[Tutor] rtf to xml regexp question
Paul Tremblay
phthenry@earthlink.net
Fri, 7 Jun 2002 17:10:07 -0400
I have found a java utility that does a pretty good job of
converting rtf to xml. I had played around with the idea of
writing a parser myself, but realized it was pretty coplicated.
However, this utility does not convert footnotes. Before I run
the utlity, I want to convert footnotes into this format:
As Schmoo claims <footnote>footnote text at bottom of page.
Quoted from <i>Title</i></footnote>
The present rtf format looks like this:
\pard\plain Now a footnote. As Schmoo claims {\fs18\up6 \chftn
{\footnote \pard\plain \s246 \fs20 {\fs18\up6 \chftn }footnote
at bottom of page.Quoted from {\i Title}}}\par
Majix, the rtf convertor will take care of a lot of this text,
converting the above to:
<p>Now a footnote. As Schmoo claims</p>
I am only inerested in the rtf text between {\footnote and }}}.

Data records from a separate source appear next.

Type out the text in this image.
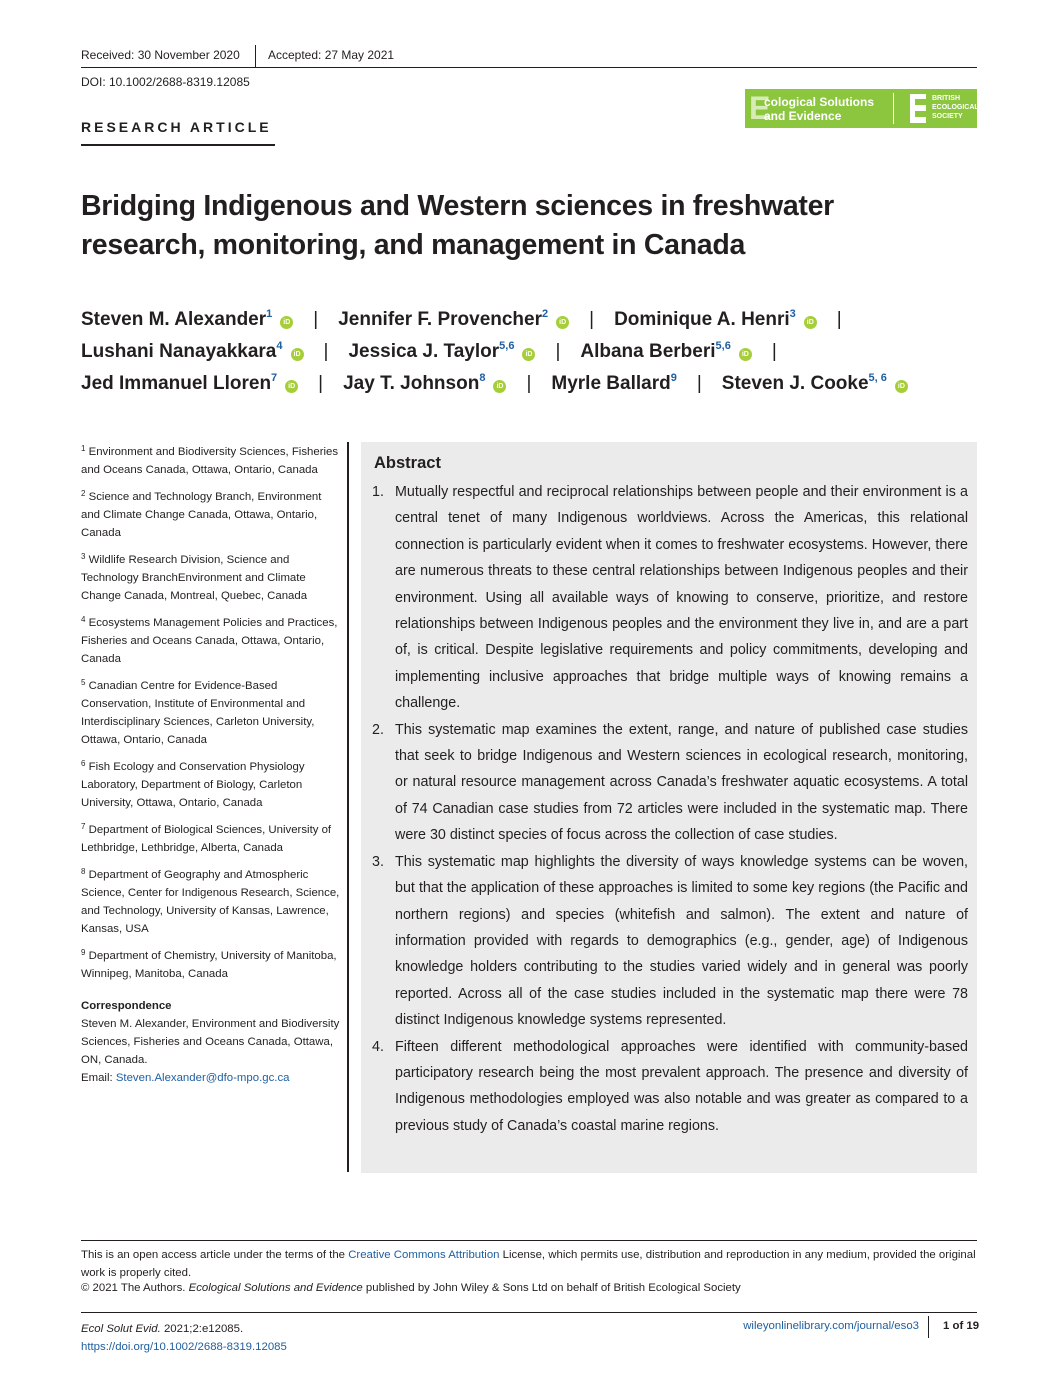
Received: 30 November 2020 Accepted: 27 May 2021
DOI: 10.1002/2688-8319.12085
RESEARCH ARTICLE
E
cological Solutions
and Evidence
BRITISH
ECOLOGICAL
SOCIETY
Bridging Indigenous and Western sciences in freshwater research, monitoring, and management in Canada
Steven M. Alexander$^1$iD | Jennifer F. Provencher$^2$iD | Dominique A. Henri$^3$iD |
Lushani Nanayakkara$^4$iD | Jessica J. Taylor$^{5,6}$iD | Albana Berberi$^{5,6}$iD |
Jed Immanuel Lloren$^7$iD | Jay T. Johnson$^8$iD | Myrle Ballard$^9$ | Steven J. Cooke$^{5, 6}$iD
$^1$ Environment and Biodiversity Sciences, Fisheries and Oceans Canada, Ottawa, Ontario, Canada
$^2$ Science and Technology Branch, Environment and Climate Change Canada, Ottawa, Ontario, Canada
$^3$ Wildlife Research Division, Science and Technology BranchEnvironment and Climate Change Canada, Montreal, Quebec, Canada
$^4$ Ecosystems Management Policies and Practices, Fisheries and Oceans Canada, Ottawa, Ontario, Canada
$^5$ Canadian Centre for Evidence-Based Conservation, Institute of Environmental and Interdisciplinary Sciences, Carleton University, Ottawa, Ontario, Canada
$^6$ Fish Ecology and Conservation Physiology Laboratory, Department of Biology, Carleton University, Ottawa, Ontario, Canada
$^7$ Department of Biological Sciences, University of Lethbridge, Lethbridge, Alberta, Canada
$^8$ Department of Geography and Atmospheric Science, Center for Indigenous Research, Science, and Technology, University of Kansas, Lawrence, Kansas, USA
$^9$ Department of Chemistry, University of Manitoba, Winnipeg, Manitoba, Canada
Correspondence
Steven M. Alexander, Environment and Biodiversity Sciences, Fisheries and Oceans Canada, Ottawa, ON, Canada.
Email: Steven.Alexander@dfo-mpo.gc.ca
Abstract
1. Mutually respectful and reciprocal relationships between people and their environment is a central tenet of many Indigenous worldviews. Across the Americas, this relational connection is particularly evident when it comes to freshwater ecosystems. However, there are numerous threats to these central relationships between Indigenous peoples and their environment. Using all available ways of knowing to conserve, prioritize, and restore relationships between Indigenous peoples and the environment they live in, and are a part of, is critical. Despite legislative requirements and policy commitments, developing and implementing inclusive approaches that bridge multiple ways of knowing remains a challenge.
2. This systematic map examines the extent, range, and nature of published case studies that seek to bridge Indigenous and Western sciences in ecological research, monitoring, or natural resource management across Canada’s freshwater aquatic ecosystems. A total of 74 Canadian case studies from 72 articles were included in the systematic map. There were 30 distinct species of focus across the collection of case studies.
3. This systematic map highlights the diversity of ways knowledge systems can be woven, but that the application of these approaches is limited to some key regions (the Pacific and northern regions) and species (whitefish and salmon). The extent and nature of information provided with regards to demographics (e.g., gender, age) of Indigenous knowledge holders contributing to the studies varied widely and in general was poorly reported. Across all of the case studies included in the systematic map there were 78 distinct Indigenous knowledge systems represented.
4. Fifteen different methodological approaches were identified with community-based participatory research being the most prevalent approach. The presence and diversity of Indigenous methodologies employed was also notable and was greater as compared to a previous study of Canada’s coastal marine regions.
This is an open access article under the terms of the Creative Commons Attribution License, which permits use, distribution and reproduction in any medium, provided the original work is properly cited.
© 2021 The Authors. Ecological Solutions and Evidence published by John Wiley & Sons Ltd on behalf of British Ecological Society
Ecol Solut Evid. 2021;2:e12085.
https://doi.org/10.1002/2688-8319.12085
wileyonlinelibrary.com/journal/eso3 1 of 19
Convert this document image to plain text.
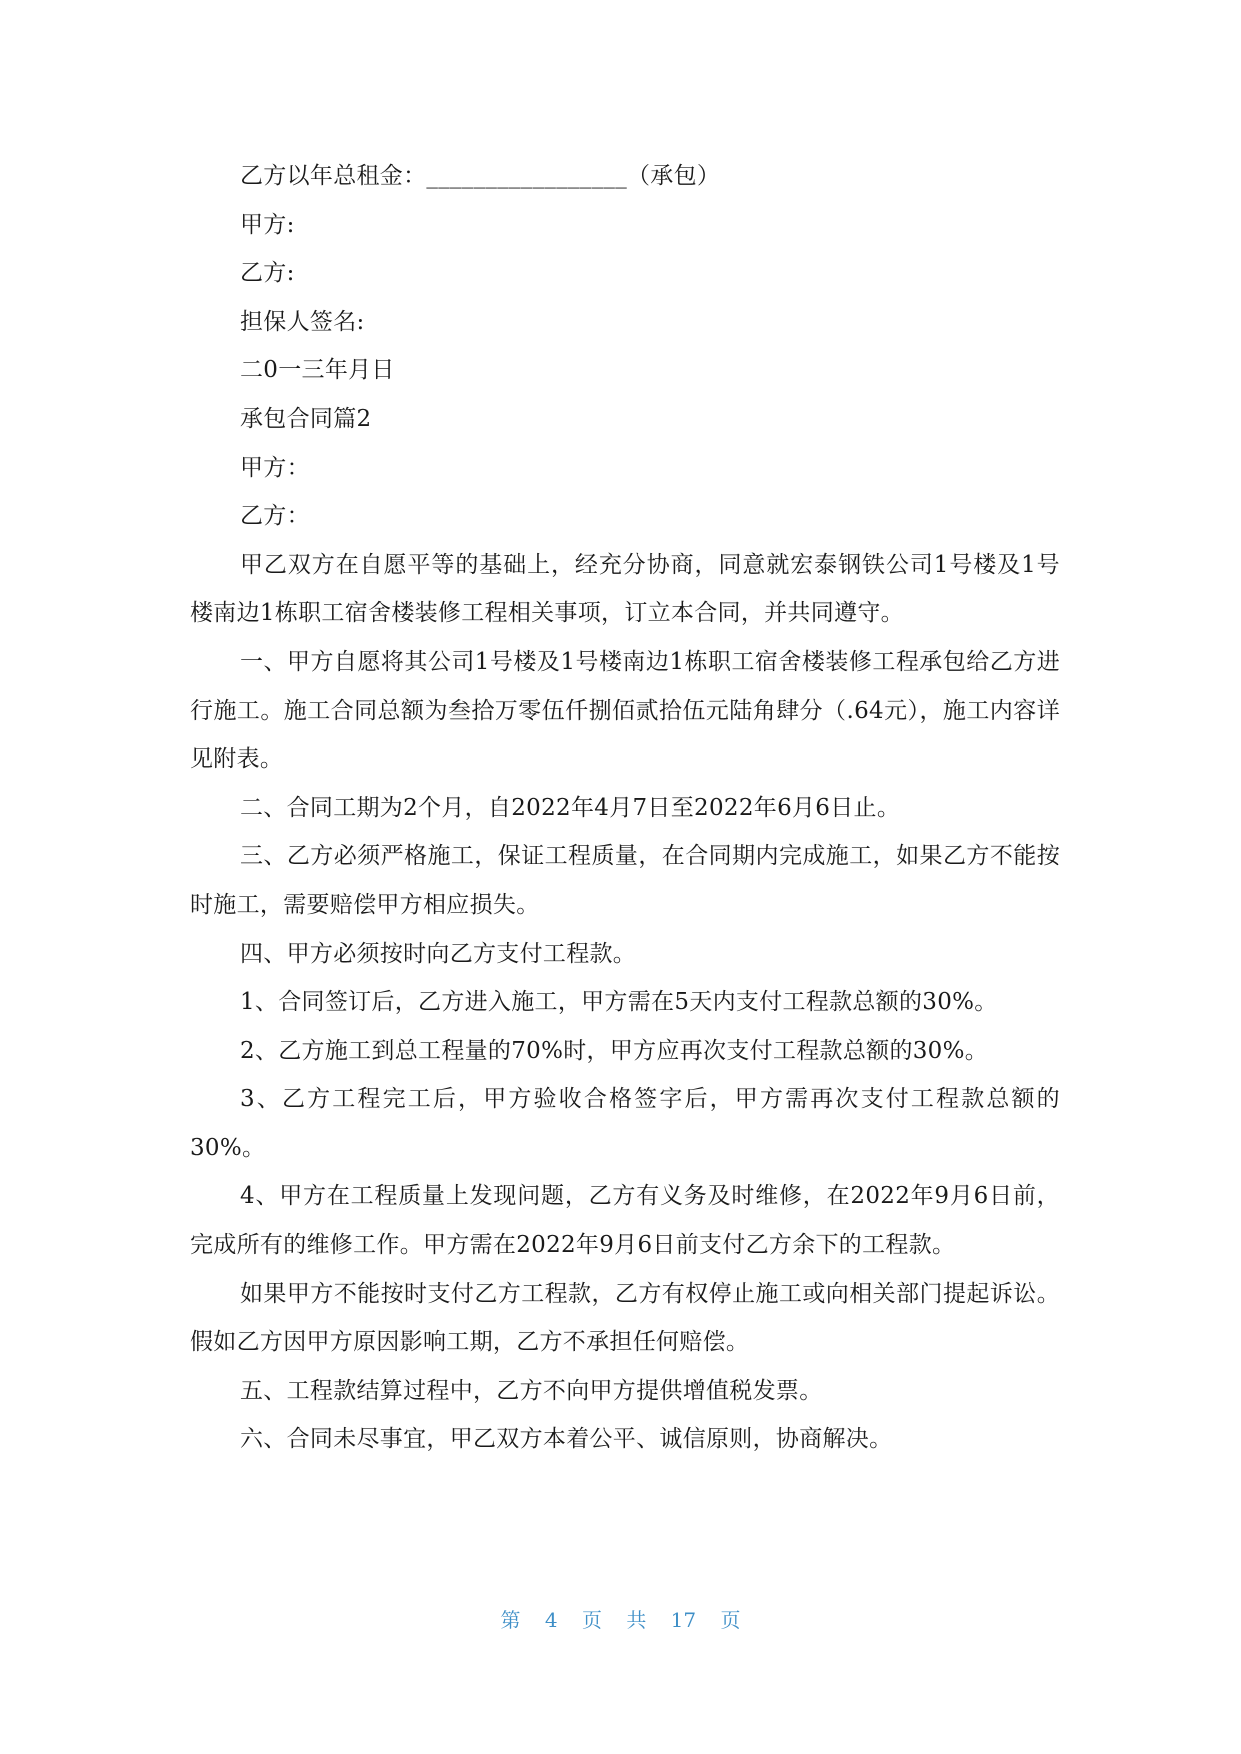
乙方以年总租金：_________________（承包）

甲方:

乙方:

担保人签名:

二0一三年月日

承包合同篇2

甲方：

乙方：

甲乙双方在自愿平等的基础上，经充分协商，同意就宏泰钢铁公司1号楼及1号楼南边1栋职工宿舍楼装修工程相关事项，订立本合同，并共同遵守。

一、甲方自愿将其公司1号楼及1号楼南边1栋职工宿舍楼装修工程承包给乙方进行施工。施工合同总额为叁拾万零伍仟捌佰贰拾伍元陆角肆分（.64元），施工内容详见附表。

二、合同工期为2个月，自2022年4月7日至2022年6月6日止。

三、乙方必须严格施工，保证工程质量，在合同期内完成施工，如果乙方不能按时施工，需要赔偿甲方相应损失。

四、甲方必须按时向乙方支付工程款。

1、合同签订后，乙方进入施工，甲方需在5天内支付工程款总额的30%。

2、乙方施工到总工程量的70%时，甲方应再次支付工程款总额的30%。

3、乙方工程完工后，甲方验收合格签字后，甲方需再次支付工程款总额的30%。

4、甲方在工程质量上发现问题，乙方有义务及时维修，在2022年9月6日前，完成所有的维修工作。甲方需在2022年9月6日前支付乙方余下的工程款。

如果甲方不能按时支付乙方工程款，乙方有权停止施工或向相关部门提起诉讼。假如乙方因甲方原因影响工期，乙方不承担任何赔偿。

五、工程款结算过程中，乙方不向甲方提供增值税发票。

六、合同未尽事宜，甲乙双方本着公平、诚信原则，协商解决。

第 4 页 共 17 页
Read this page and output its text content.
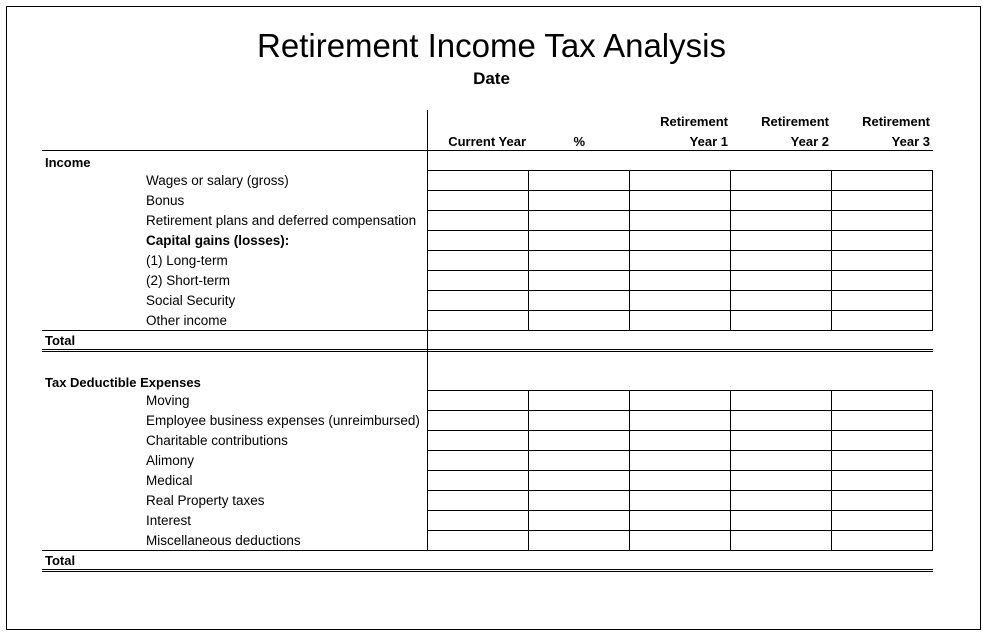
Retirement Income Tax Analysis
Date
Current Year	%
Retirement
Year 1
Retirement
Year 2
Retirement
Year 3
Income
Wages or salary (gross)
Bonus
Retirement plans and deferred compensation
Capital gains (losses):
(1) Long-term
(2) Short-term
Social Security
Other income
Total
Tax Deductible Expenses
Moving
Employee business expenses (unreimbursed)
Charitable contributions
Alimony
Medical
Real Property taxes
Interest
Miscellaneous deductions
Total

There are a few tricky parts, though. The text may break over
several lines. Also, if the actual title of the book does not end
the footnote reference,than the text I am interested in will end
in two }} rather than three.
The best method is to start a search that finds {\footnote. It
should add one to a footnote counter. Then the search should
continue from that point. If it finds another {, then it should
add another to the footnote counter. If it finds a }, then it
should subtract 1 from the footnote counter. It should stop
searchiing when it finds a } and when the footnote counter is
0.
I don't know how to do this in Python. I remember that in perl
you could start searching from where you left off.
Thanks!
Paul
--
************************
*Paul Tremblay *
*phthenry@earthlink.net*
************************